ALBUM REVIEW: Strand of Oaks, In Heaven
Strand of Oaks is a project started by Austin based singer-songwriter Timothy Showalter. In Heaven is Showalter’s seventh project, and was written in the shadow of the losses of his cat and mother-in-law. Despite this, Showalter describes the record as a celebration of life and music.
In Heaven is one of those records that just oozes nostalgia. The first track, “Galacticana” is a rock ballad with some nice harmonies and a cool little guitar solo. It’s one of those records you want to drive down the highway to at night. It’s kind of got down-bad vibes but it’s about grief so why not? There’s an overall cinematic vibe to this album that can be seen through the production. Tracks go from booming rock inspired vibes to more chill songs like “Somewhere in Chicago”. There’s a huge through-line of Springsteen influence in this record that gives it that bigger than life feeling that Showalter spoke of.
In many ways, “In Heaven” feels like a mix between the old and new. This happens nicely on tracks like “Sunbathers”, a great melding of the two words. It’s a simple Americana track that just repeats itself and slowly builds up to this great chorus. By the end of the song you don’t even realize how emotionally spent you are. I’m also impressed by how well written all of the tracks are. Even “Sister Saturn,” which I thought had potential to be corny, was spiced up by some synths that somewhat saved it. And it’s through sticking to some of these traditions that the album begins to feel familiar.

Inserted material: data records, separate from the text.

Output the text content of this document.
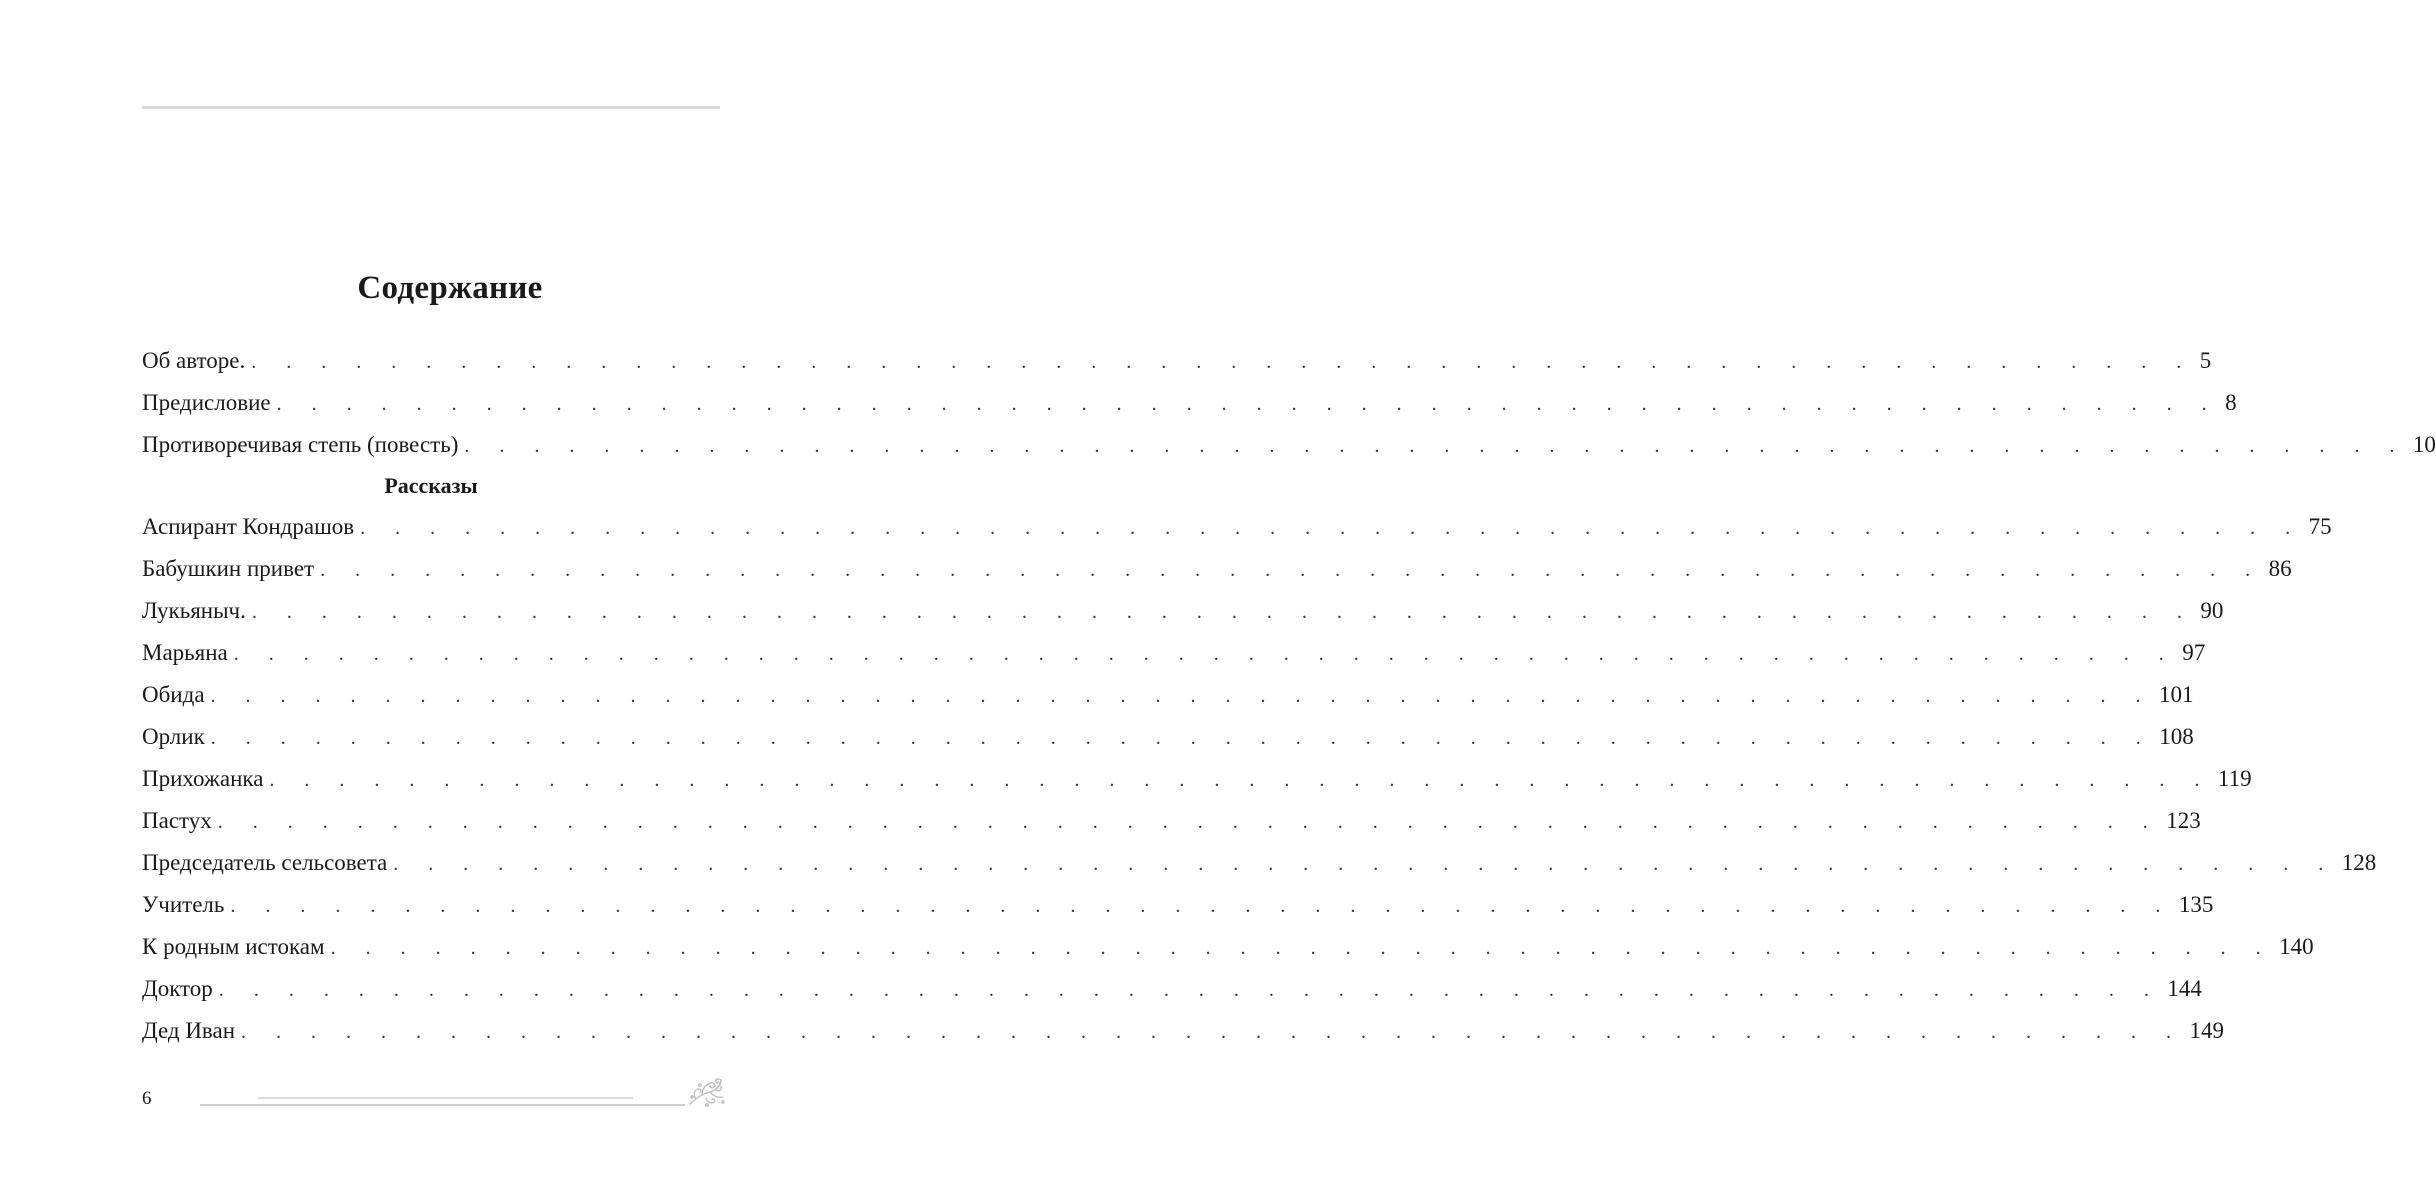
Содержание
Об авторе. . . . . . . . . . . . . . . . . . . . . . . . . . . . . . . . . . . . . . . . . . . . . . . . . . . . . . . . . 5
Предисловие . . . . . . . . . . . . . . . . . . . . . . . . . . . . . . . . . . . . . . . . . . . . . . . . . . . . . . . . 8
Противоречивая степь (повесть) . . . . . . . . . . . . . . . . . . . . . . . . . . . . . . . . . . . . . . . . . . . . . . . . . . . . . . . . 10
Рассказы
Аспирант Кондрашов . . . . . . . . . . . . . . . . . . . . . . . . . . . . . . . . . . . . . . . . . . . . . . . . . . . . . . . . 75
Бабушкин привет . . . . . . . . . . . . . . . . . . . . . . . . . . . . . . . . . . . . . . . . . . . . . . . . . . . . . . . . 86
Лукьяныч. . . . . . . . . . . . . . . . . . . . . . . . . . . . . . . . . . . . . . . . . . . . . . . . . . . . . . . . . 90
Марьяна . . . . . . . . . . . . . . . . . . . . . . . . . . . . . . . . . . . . . . . . . . . . . . . . . . . . . . . . 97
Обида . . . . . . . . . . . . . . . . . . . . . . . . . . . . . . . . . . . . . . . . . . . . . . . . . . . . . . . . 101
Орлик . . . . . . . . . . . . . . . . . . . . . . . . . . . . . . . . . . . . . . . . . . . . . . . . . . . . . . . . 108
Прихожанка . . . . . . . . . . . . . . . . . . . . . . . . . . . . . . . . . . . . . . . . . . . . . . . . . . . . . . . . 119
Пастух . . . . . . . . . . . . . . . . . . . . . . . . . . . . . . . . . . . . . . . . . . . . . . . . . . . . . . . . 123
Председатель сельсовета . . . . . . . . . . . . . . . . . . . . . . . . . . . . . . . . . . . . . . . . . . . . . . . . . . . . . . . . 128
Учитель . . . . . . . . . . . . . . . . . . . . . . . . . . . . . . . . . . . . . . . . . . . . . . . . . . . . . . . . 135
К родным истокам . . . . . . . . . . . . . . . . . . . . . . . . . . . . . . . . . . . . . . . . . . . . . . . . . . . . . . . . 140
Доктор . . . . . . . . . . . . . . . . . . . . . . . . . . . . . . . . . . . . . . . . . . . . . . . . . . . . . . . . 144
Дед Иван . . . . . . . . . . . . . . . . . . . . . . . . . . . . . . . . . . . . . . . . . . . . . . . . . . . . . . . . 149
6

In Heaven does well re-treading the path of folk inspired rock before it, but the record doesn’t offer any revolutionary developments in the genre. It’s a good project for sure, but it’s no Big Red Machine. There’s no surprises here, it’s just really good and that’s okay. This record has a lot of potential to have replay value, but I don’t see myself returning to the project as a whole for it’s ideas. While you may find it familiar, In Heaven is a solid folk inspired indie project that does the basics really well, and is a must listen for people who are craving some solid flannel music.